Monday, February 28, 2011

Alwin Nikolais


Allow me to introduce Alwin Nikolais and his bells, gongs, cymbals, wood blocks, whistles, tubes, elastic bands, tin containers, rattles, and coils of wire. Nikolais is a pioneer in mixed media, the creator of what he called The Theater of Light-Sound-Color-Motion, for which he composed his own music -- initially percussion pieces performed live on children's toy instruments and automobile parts and later a full-blown concrète psychedelia spun through a huge reel-to-reel tape recorder. I love the liner notes for this album: "maze of colored bars before infinite vista", "a playful exorcizing of imps", "parts of people and things illuminated in glows of colored light", "large sailing and pulsing kite-like shapes"... There was recently a Nikolais retrospective at the New York Public Library but I didn't manage to make it. Anybody go?

Sunday, February 27, 2011

All Kinds of Music 4: Sound Patterns









Educational pamphlet by he who can do no wrong, John Paynter. This would be a great companion piece for Kurt Rowland's Pattern and Shape.

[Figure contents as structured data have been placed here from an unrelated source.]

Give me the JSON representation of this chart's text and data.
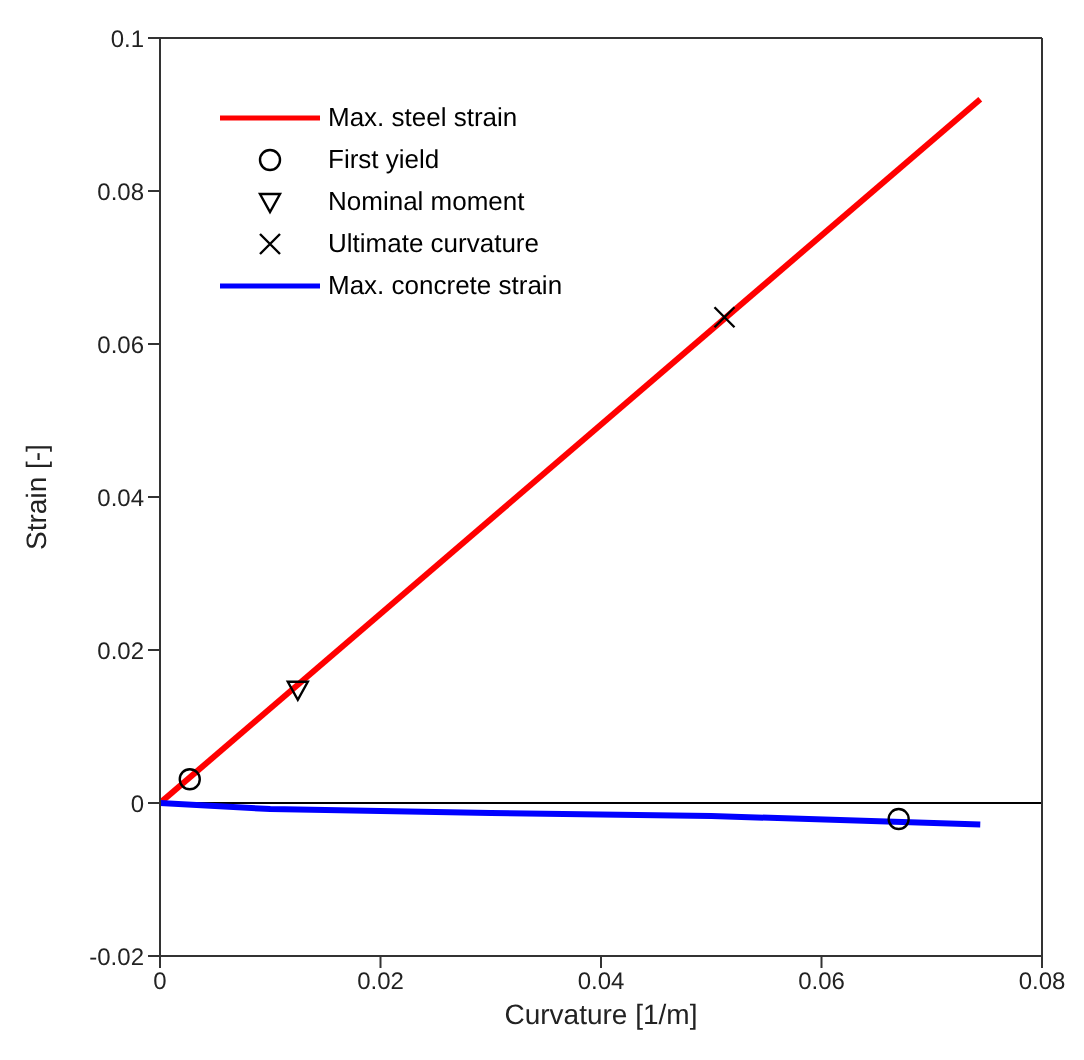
{
  "chart_data": {
    "type": "line",
    "xlabel": "Curvature [1/m]",
    "ylabel": "Strain [-]",
    "xlim": [
      0,
      0.08
    ],
    "xticks": [
      0,
      0.02,
      0.04,
      0.06,
      0.08
    ],
    "ylim": [
      -0.02,
      0.1
    ],
    "yticks": [
      -0.02,
      0,
      0.02,
      0.04,
      0.06,
      0.08,
      0.1
    ],
    "legend": "top left",
    "line_style": "solid",
    "ref_lines": [
      {
        "axis": "y",
        "value": 0,
        "color": "#000000"
      }
    ],
    "series": [
      {
        "name": "Max. steel strain",
        "color": "#ff0000",
        "marker": "none",
        "x": [
          0,
          0.0744
        ],
        "values": [
          0,
          0.092
        ]
      },
      {
        "name": "First yield",
        "type": "scatter",
        "color": "#000000",
        "marker": "circle",
        "x": [
          0.0027,
          0.067
        ],
        "values": [
          0.0031,
          -0.0021
        ]
      },
      {
        "name": "Nominal moment",
        "type": "scatter",
        "color": "#000000",
        "marker": "triangle",
        "x": [
          0.0125
        ],
        "values": [
          0.0148
        ]
      },
      {
        "name": "Ultimate curvature",
        "type": "scatter",
        "color": "#000000",
        "marker": "cross",
        "x": [
          0.0512
        ],
        "values": [
          0.0635
        ]
      },
      {
        "name": "Max. concrete strain",
        "color": "#0000ff",
        "marker": "none",
        "x": [
          0,
          0.01,
          0.03,
          0.05,
          0.0744
        ],
        "values": [
          0,
          -0.0008,
          -0.0013,
          -0.0017,
          -0.0028
        ]
      }
    ]
  }
}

Make sounds with stones, draw sounds out of stones, using a number of sizes and kinds (and colours): for the most part discretely; sometimes in rapid sequences. For the most part striking stones with stones, but also stones on other surfaces (inside the open head of a drum, for instance) or other than struck (bowed, for instance, or amplified). Do not break anything.

Wednesday, February 23, 2011

The Last Chapter








So excited to receive some BFI goodies in the mail yesterday! Just watched The Last Chapter (1974), David Tringham's adaptation of a John Fowles story about a creepy writer who gets his comeuppance. Highlights: English gardens basking in the sun, Denholm Elliott's fisherman sweater, 1970s typerwriters and office tchotchkes, and a possibly preternatural conclusion in a forest (?)

Tuesday, February 22, 2011

Wednesday, February 16, 2011

Video Wedding at the Freex



Singing in my Soul - John & Philipa Cooper
Tin Angel - Hearts and Flowers
Swirling Sphere - Tony, Caro and John
Didunia Yang Lain - Ariesta Birawa
El Duende - Vainica Doble
The Record Rejects - The Spoils of War
Aquarium - Melchior Alias
Lady With Bullets in her Hair - Chimera
The God of Wind - Far East Family Band
Chant du Ministère de l'Éducation - Les Alexandrins
Rose Colored Corner - Lynn Castle With Last Friday's Fire
Lifencave Book Two - Sigmund Snopek III
Jesenné litánie - Prudy
Genocide - Dickens
I've Been Over the Rainbow - Mort Garson
Moonsong: Pelog - Joe Byrd & the Field Hippies
You Came Away - George Edwards Group
Mansion of Cards - Trane
Circus - Kazuki Tomokawa
Su Herencia - Sacros
The Far Side of Your Mind - Fourth Way
Morning Way - Trader Horne
Down to the Sea - Tully
In Again Out Again - The Spoils of War

freex

Tuesday, February 15, 2011

Elizabeth Swados/Faith Hubley






I watched some Hubley Studios films last week and decided that I much prefer Faith Hubley's solo work. There's a sort of earthy pan-ethnic left-wing quality to it that instantly fires off "New York" associations, or rather the mythical New York I learned about by watching Sesame Street. I also decided that the important collaboration wasn't between John and Faith Hubley so much as between Faith Hubley and Elizabeth Swados, who composed music for and wrote a few children's books with Faith in the late 70s/early 80s. Swados wrote some big Broadway hits like The Runaways, but it's her boho underground stuff (workshops for Peter Brook, crazy spoken word performances, open mics) that really interests me. Here is a homemade mix of Swados's music for Faith Hubley films. Lots of kalimba and other African instruments with choral shenanigans -- sort of like a more folksy Sun Ra. (The songs are ripped from a DVD collection of Hubley films.) And here is some Youtube action: first a Faith Hubley film called "Enter Life" (music by Swados) and then a few clips from a 1977 movie about Swados called The Girl With the Incredible Feeling. It seems like Swados really LIVES life.




Sunday, February 13, 2011

Movement & Dance Education







Marion North, Movement & Dance Education: A Guide for the Primary & Middle School Teacher (1973)

The spell is cast as the climax of a build-up of magic. The magic is made by rubbing two cymbals together, and this can be practised by all the children with the flat palms of the hands instead of the two cymbals. The witches would lift their legs high, step onto the toes, bend the body and gloat over the victims.